Alles auf Scribd und eSnips verfügbar

Ich habe mich daher entschieden, bis Mitte Oktober alle noch nicht auf den Plattformen Scribd und eSnips verfügbaren Inhalte dorthin zu transferieren.

Scribd ist auf Dokumente spezialisiert und verwendet wie eSnips das iPaper-Format um eine Vorschau zu ermöglichen. Wer will kann dann das File als pdf-Datei downloaden.

Nachtrag ... und auf der neuen Website der Weiacher Geschichte(n)

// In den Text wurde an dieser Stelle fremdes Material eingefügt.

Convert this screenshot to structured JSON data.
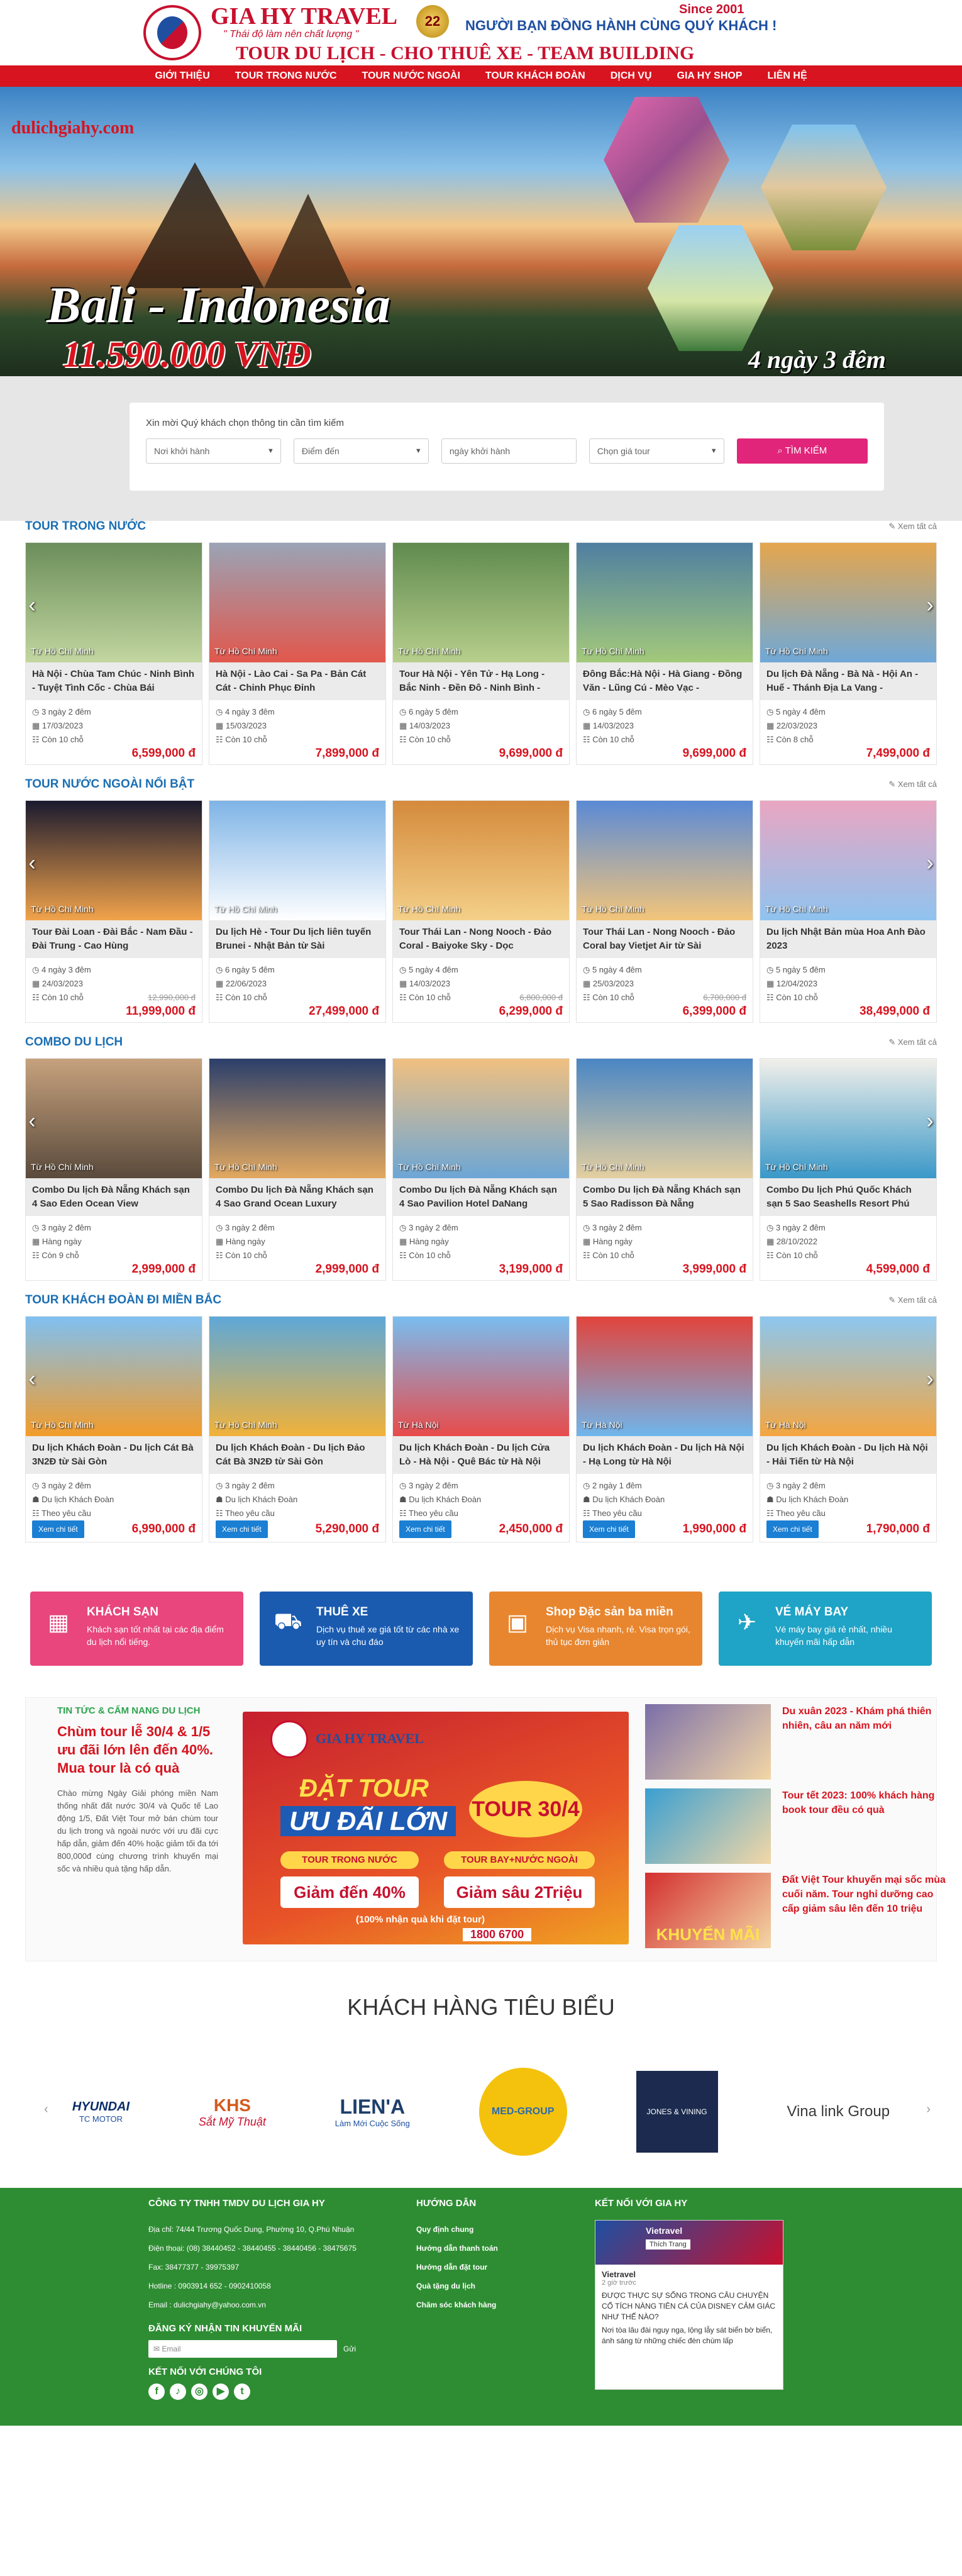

Anfang Dezember 2009 konnten alle wesentlichen Inhalte der alten Geocities-Website auf eine neue Plattform transferiert werden, die vom evangelisch-reformierten Pfarramt Weiach (Pfr. Weber) zur Verfügung gestellt wird.

Entsprechend wird nun auch die Linkliste mit einem zusätzlichen Eintrag Nr. xy (Pfarramt) ergänzt. Diese Downloads haben weder eine Tageslimite noch wird eine Registrierung verlangt. (WG(n) - 15. Februar 2012)

Seit dem 25. Juli 2014 sind alle Inhalte unter dem eigenen Domain-Namen weiachergeschichten.ch abrufbar. Die Links mit dem Vermerk Pfarramt werden auf Nr. xy (Weber) umbenannt. (WG(n) - 14. September 2014)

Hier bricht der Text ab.